10) Pour un transbordement, les durées de stationnement sur le terminal sont doublées, sans pouvoir toutefois dépasser 10 jours ouvrés.

11) Sur les navires contenant de la classe 5.1 en conteneurs, les règles IMDG sont applicables.

12) Le nitrate d’ammonium en vrac est proscrit, sauf autorisation exceptionnelle de l’AIPPP, sur les terminaux minéraliers …même en faible quantité, du fait des incompatibilités avec le charbon et la présence du silo à grain.

Voilà synthétiquement comment je gère une expédition de marchandises dangereuses et de nitrate d’ammonium. J’essaie de ne rien négliger, de rester professionnel à chaque expédition. Je réponds absolument à toutes les questions qui me sont posées lors d’un chargement de navire et je ne laisse jamais un équipage dans le doute.

VIII. Conclusion :
Courte et précise, si vous respectez tout cela, il n’y a aucune raison qu’un transport, qu’un stockage de nitrate d’ammonium se passe mal.

« La peur n’évite pas le danger et le risque zéro n’existe pas ».

Cependant, il y a des règles, contraignantes qui demandent à être « améliorées », peut-être ! Mais avec parcimonie.
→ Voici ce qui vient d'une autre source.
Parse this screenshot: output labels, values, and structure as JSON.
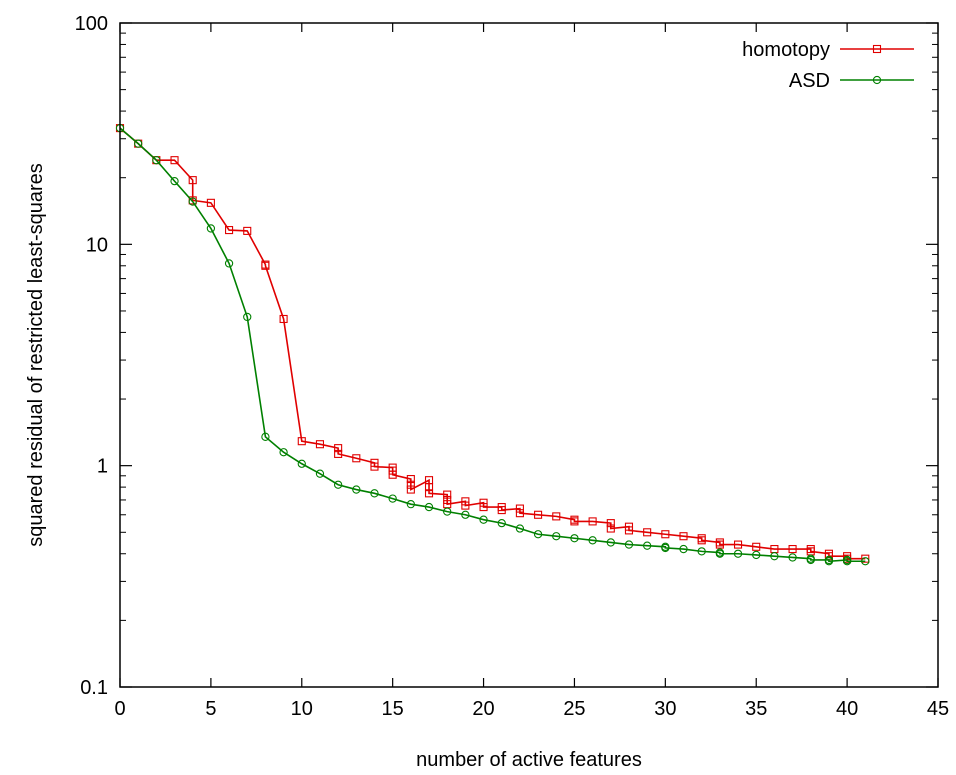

Alourdir un système déjà lourd n’évitera pas la catastrophe, seule la logique le bon sens, le respect et la maîtrise des règles internationales et nationales ainsi que le professionnalisme évitera que des évènements comme ceux qui se sont passés au Liban se ne reproduisent.
La formation et les recyclages deviennent alors indispensables afin d’être toujours maître de sa gestion des marchandises dangereuses.

Slominski Eric
Conseiller et expert transport de marchandises dangereuses par voie maritime IMDG (toutes classes) ;
Consultant en exploitation et manutention navire RoRo ;
Formateur IMDG ;
Conseiller à la sécurité ADR (route) toutes classes sauf 1 et 7.